Given the limited resources in the traditional publishing world, which overlooks scores of emerging writers, it’s outrageous to see a major publisher sink money into a failed author. By “failed author,” I don’t mean an author whose legitimate books didn’t sell; I mean an author who has admitted to plagiarizing and fabricating significant portions of his prior publications, which were recalled, and who had to resign from The New Yorker as a result of his dishonesty less than a year ago.
I mean Jonah Lehrer.
A few days ago, news broke that Simon & Schuster has given Mr. Lehrer a contract for a book. Apparently, even the proposal for the book contains passages that are uncomfortably similar to others’ writings on the same subject.
In my previous post, When Do Plagiarizers and Fabricators Deserve Our Sympathy?, I noted that Mr. Lehrer’s intentional transgressions are unworthy of sympathy. However, there does come a time when the public should forgive and forget. I hardly think we’re at that point with Mr. Lehrer. It hasn’t even been a year since he admitted to the malfeasance, and there are still multiple outstanding issues with his prior work that he has failed to address.

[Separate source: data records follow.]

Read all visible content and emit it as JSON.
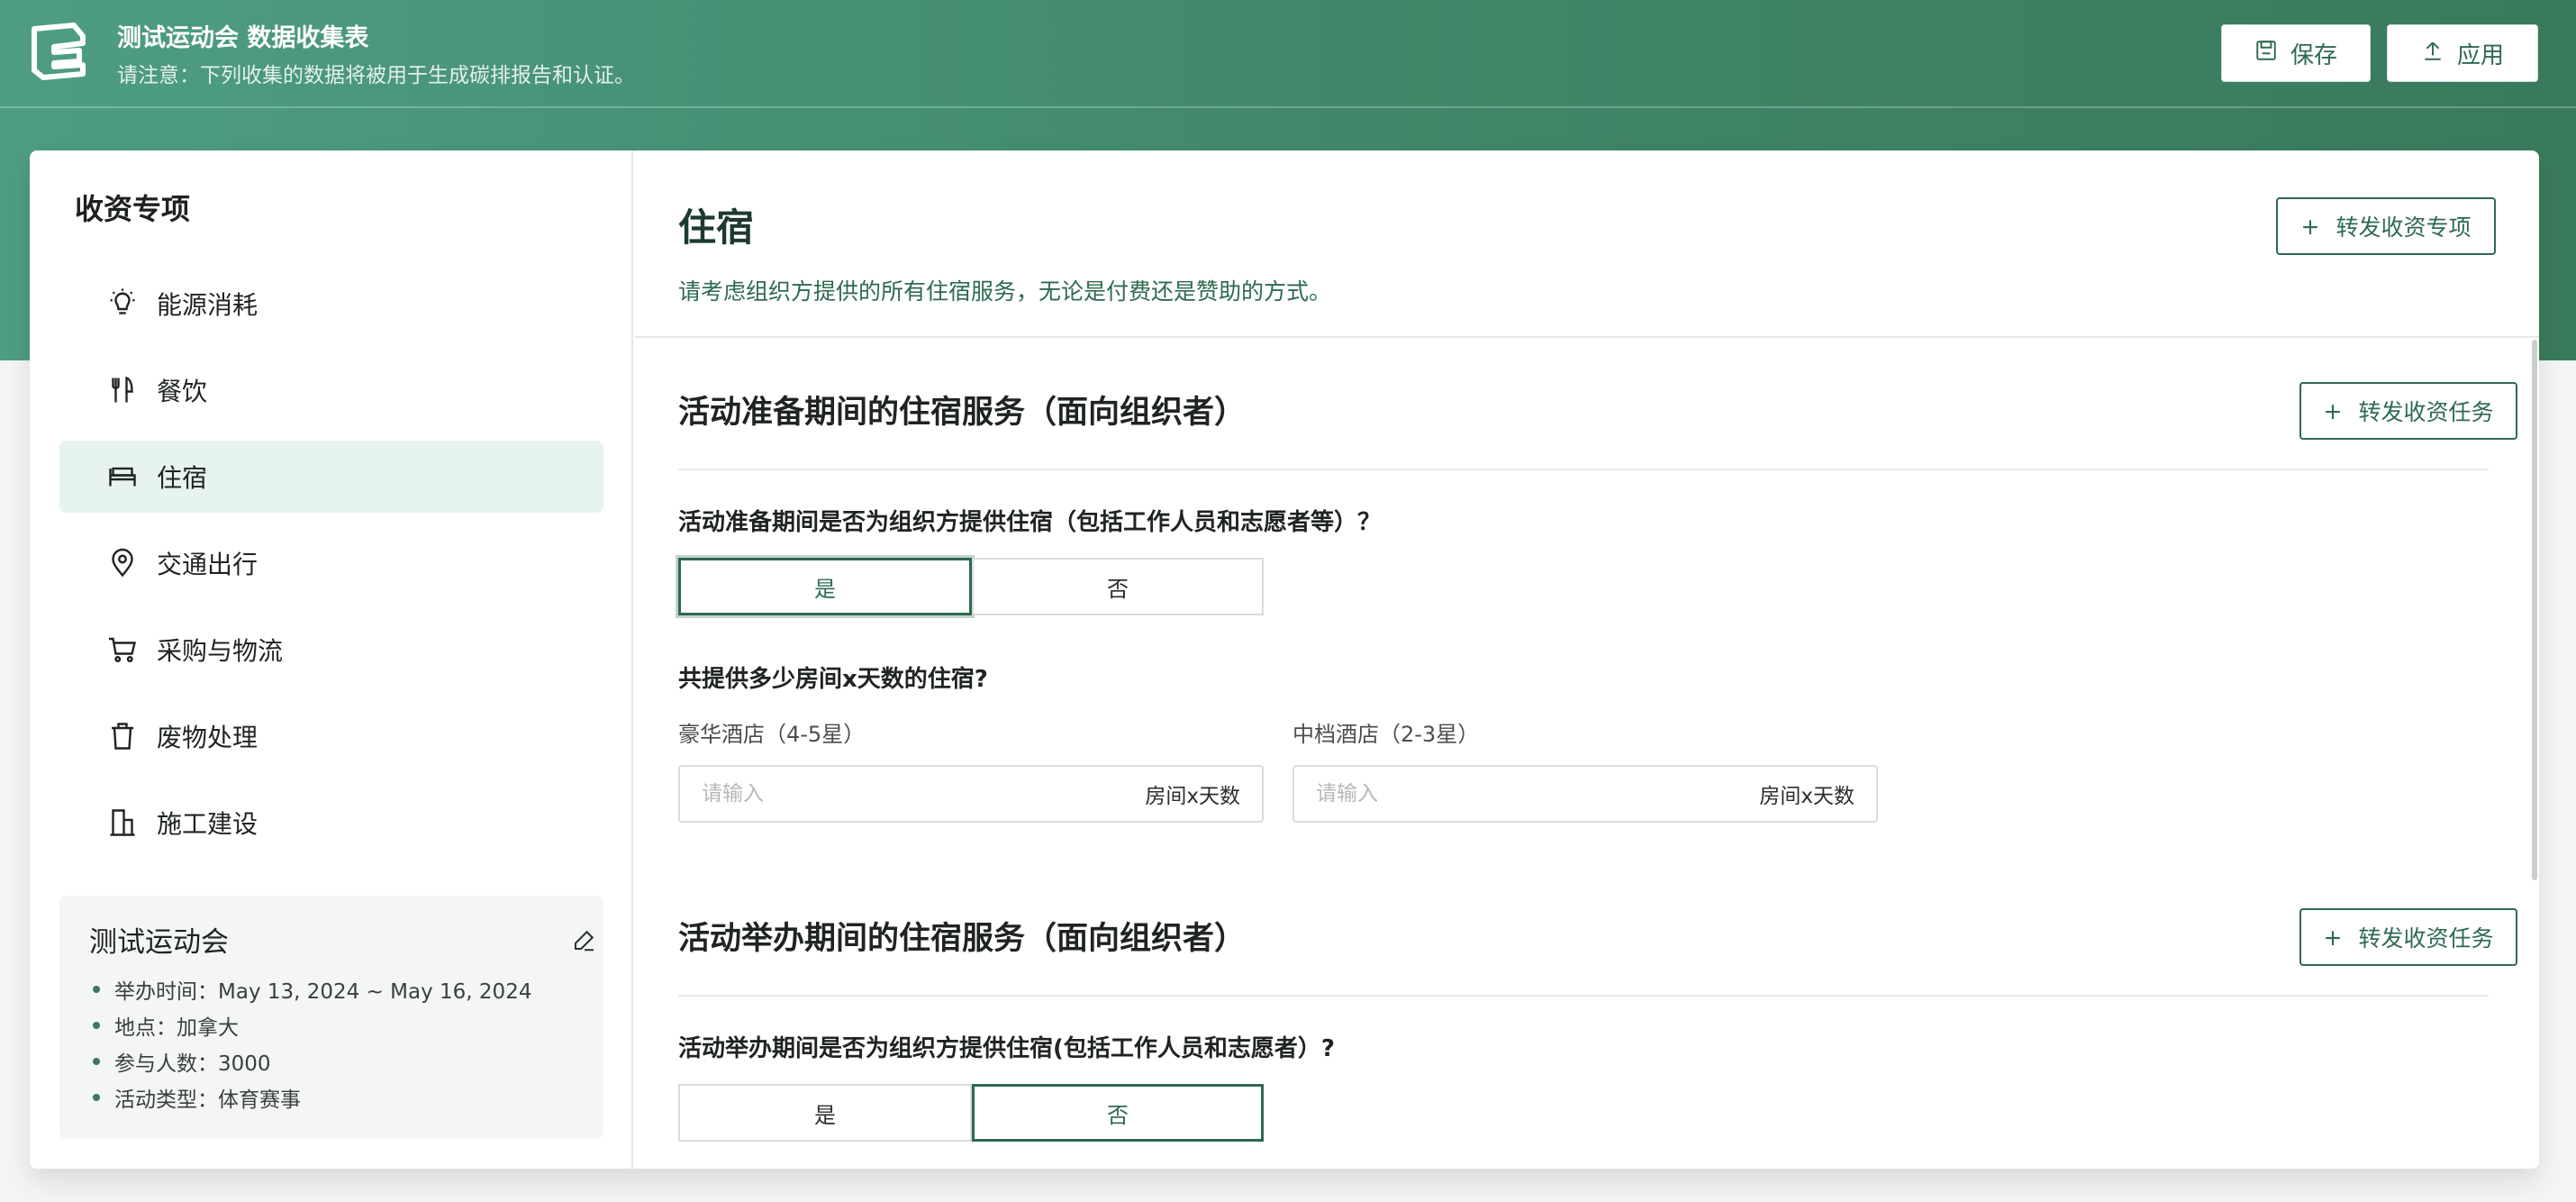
{
  "header": {
    "title": "测试运动会 数据收集表",
    "subtitle": "请注意：下列收集的数据将被用于生成碳排报告和认证。",
    "save_label": "保存",
    "apply_label": "应用"
  },
  "sidebar": {
    "title": "收资专项",
    "items": [
      {
        "label": "能源消耗",
        "icon": "lightbulb-icon"
      },
      {
        "label": "餐饮",
        "icon": "utensils-icon"
      },
      {
        "label": "住宿",
        "icon": "bed-icon",
        "active": true
      },
      {
        "label": "交通出行",
        "icon": "location-pin-icon"
      },
      {
        "label": "采购与物流",
        "icon": "cart-icon"
      },
      {
        "label": "废物处理",
        "icon": "trash-icon"
      },
      {
        "label": "施工建设",
        "icon": "building-icon"
      }
    ],
    "event": {
      "name": "测试运动会",
      "details": [
        "举办时间：May 13, 2024 ~ May 16, 2024",
        "地点：加拿大",
        "参与人数：3000",
        "活动类型：体育赛事"
      ]
    }
  },
  "main": {
    "title": "住宿",
    "description": "请考虑组织方提供的所有住宿服务，无论是付费还是赞助的方式。",
    "forward_item_label": "转发收资专项",
    "plus": "+",
    "sections": [
      {
        "title": "活动准备期间的住宿服务（面向组织者）",
        "forward_task_label": "转发收资任务",
        "question": "活动准备期间是否为组织方提供住宿（包括工作人员和志愿者等）？",
        "yes": "是",
        "no": "否",
        "selected": "yes",
        "subquestion": "共提供多少房间x天数的住宿?",
        "fields": [
          {
            "label": "豪华酒店（4-5星）",
            "placeholder": "请输入",
            "value": "",
            "unit": "房间x天数"
          },
          {
            "label": "中档酒店（2-3星）",
            "placeholder": "请输入",
            "value": "",
            "unit": "房间x天数"
          }
        ]
      },
      {
        "title": "活动举办期间的住宿服务（面向组织者）",
        "forward_task_label": "转发收资任务",
        "question": "活动举办期间是否为组织方提供住宿(包括工作人员和志愿者）?",
        "yes": "是",
        "no": "否",
        "selected": "no"
      }
    ]
  },
  "colors": {
    "brand": "#3f8566",
    "accent_text": "#2d6a50",
    "active_nav_bg": "#e6f3ee"
  }
}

So why is Simon & Schuster taking a risk with Mr. Lehrer? Is this some delusional version of “there’s no such thing as bad press?” Are they trying to distract from the testimony their CEO gave this week in the Department of Justice’s antitrust case alleging the company (and the other major publishers) conspired with Apple to raise prices?
I certainly hope this publicity doesn’t increase sales for Lehrer’s book. Then again, maybe it doesn’t matter, because there are good odds the books will be recalled and the customers will be refunded anyway. I, for one, am not ready to forgive Mr. Lehrer. Are you?